Text of statute as originally enacted

= Perjury Act 1728 =

Act of the Parliament of Great Britain

The Perjury Act 1728 (2 Geo. 2. c. 25) was an act of the Parliament of Great Britain.

== Provisions ==

=== Section 2 - Penalty for perjury and subornation of perjury ===
The act applied only to perjury in judicial proceedings. Section 2 provided that perjury and subornation of perjury were punishable with imprisonment for a term not exceeding seven years.

William Oldnall Russell said section 2 was the important statute relating to the punishment of perjury.

Castro v R was decided under section 2.

=== Section 6 ===
Section 6 provided for the act to expire.
== Subsequent developments ==
The whole act was revived and made perpetual by the Continuance, etc., of Acts, 1735 (9 Geo. 2. c. 18), which came into force on 15 January 1736.

So much of the act as related to the stealing or taking by robbery any orders or other securities therein enumerated was repealed by section 1 of the Criminal Statutes Repeal Act 1827 (7 & 8 Geo. 4. c. 27). (Note: The marginal note says that the effect of this was to repeal section 3 of this act.)
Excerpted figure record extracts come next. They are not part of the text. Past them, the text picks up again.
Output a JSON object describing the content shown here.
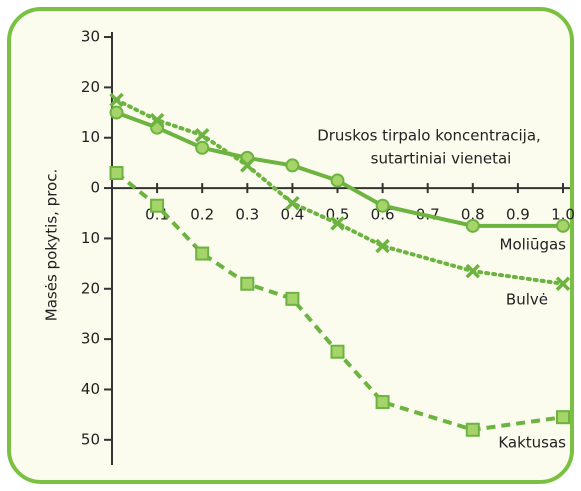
{
  "chart_data": {
    "type": "line",
    "x_label": [
      "Druskos tirpalo koncentracija,",
      "sutartiniai vienetai"
    ],
    "y_label": "Masės pokytis, proc.",
    "xlim": [
      0,
      1
    ],
    "xticks": [
      0.1,
      0.2,
      0.3,
      0.4,
      0.5,
      0.6,
      0.7,
      0.8,
      0.9,
      {
        "value": 1,
        "label": "1.0"
      }
    ],
    "ylim": [
      -55,
      31
    ],
    "yticks": [
      30,
      20,
      10,
      0,
      {
        "value": -10,
        "label": "10"
      },
      {
        "value": -20,
        "label": "20"
      },
      {
        "value": -30,
        "label": "30"
      },
      {
        "value": -40,
        "label": "40"
      },
      {
        "value": -50,
        "label": "50"
      }
    ],
    "series": [
      {
        "name": "Moliūgas",
        "color": "#6cb33f",
        "marker": "circle",
        "dash": "solid",
        "x": [
          0.01,
          0.1,
          0.2,
          0.3,
          0.4,
          0.5,
          0.6,
          0.8,
          1.0
        ],
        "values": [
          15,
          12,
          8,
          6,
          4.5,
          1.5,
          -3.5,
          -7.5,
          -7.5
        ]
      },
      {
        "name": "Bulvė",
        "color": "#6cb33f",
        "marker": "x",
        "dash": "dotted",
        "x": [
          0.01,
          0.1,
          0.2,
          0.3,
          0.4,
          0.5,
          0.6,
          0.8,
          1.0
        ],
        "values": [
          17.5,
          13.5,
          10.5,
          4.5,
          -3,
          -7,
          -11.5,
          -16.5,
          -19
        ]
      },
      {
        "name": "Kaktusas",
        "color": "#6cb33f",
        "marker": "square",
        "dash": "dashed",
        "x": [
          0.01,
          0.1,
          0.2,
          0.3,
          0.4,
          0.5,
          0.6,
          0.8,
          1.0
        ],
        "values": [
          3,
          -3.5,
          -13,
          -19,
          -22,
          -32.5,
          -42.5,
          -48,
          -45.5
        ]
      }
    ]
  }
}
The whole act, except so far as it related to perjury and subornation of perjury, was repealed by section 31 of the Forgery Act 1830 (11 Geo. 4 & 1 Will. 4. c. 66). (Note: The marginal note says the whole act was repealed except section 2.)

Section 6 of the act was repealed by section 1 of, and the schedule to, the Statute Law Revision Act 1867 (30 & 31 Vict. c. 59), which came into force on 15 July 1867.

Section 5 of the act was repealed by section 1 of, and the schedule to, the Statute Law Revision Act 1871 (34 & 35 Vict. c. 116), which came into force on 21 August 1871.

The whole act was repealed by section 19 of, and the schedule to, the Perjury Act 1911 (1 & 2 Geo. 5. c. 6) which came into force on 1 January 1912.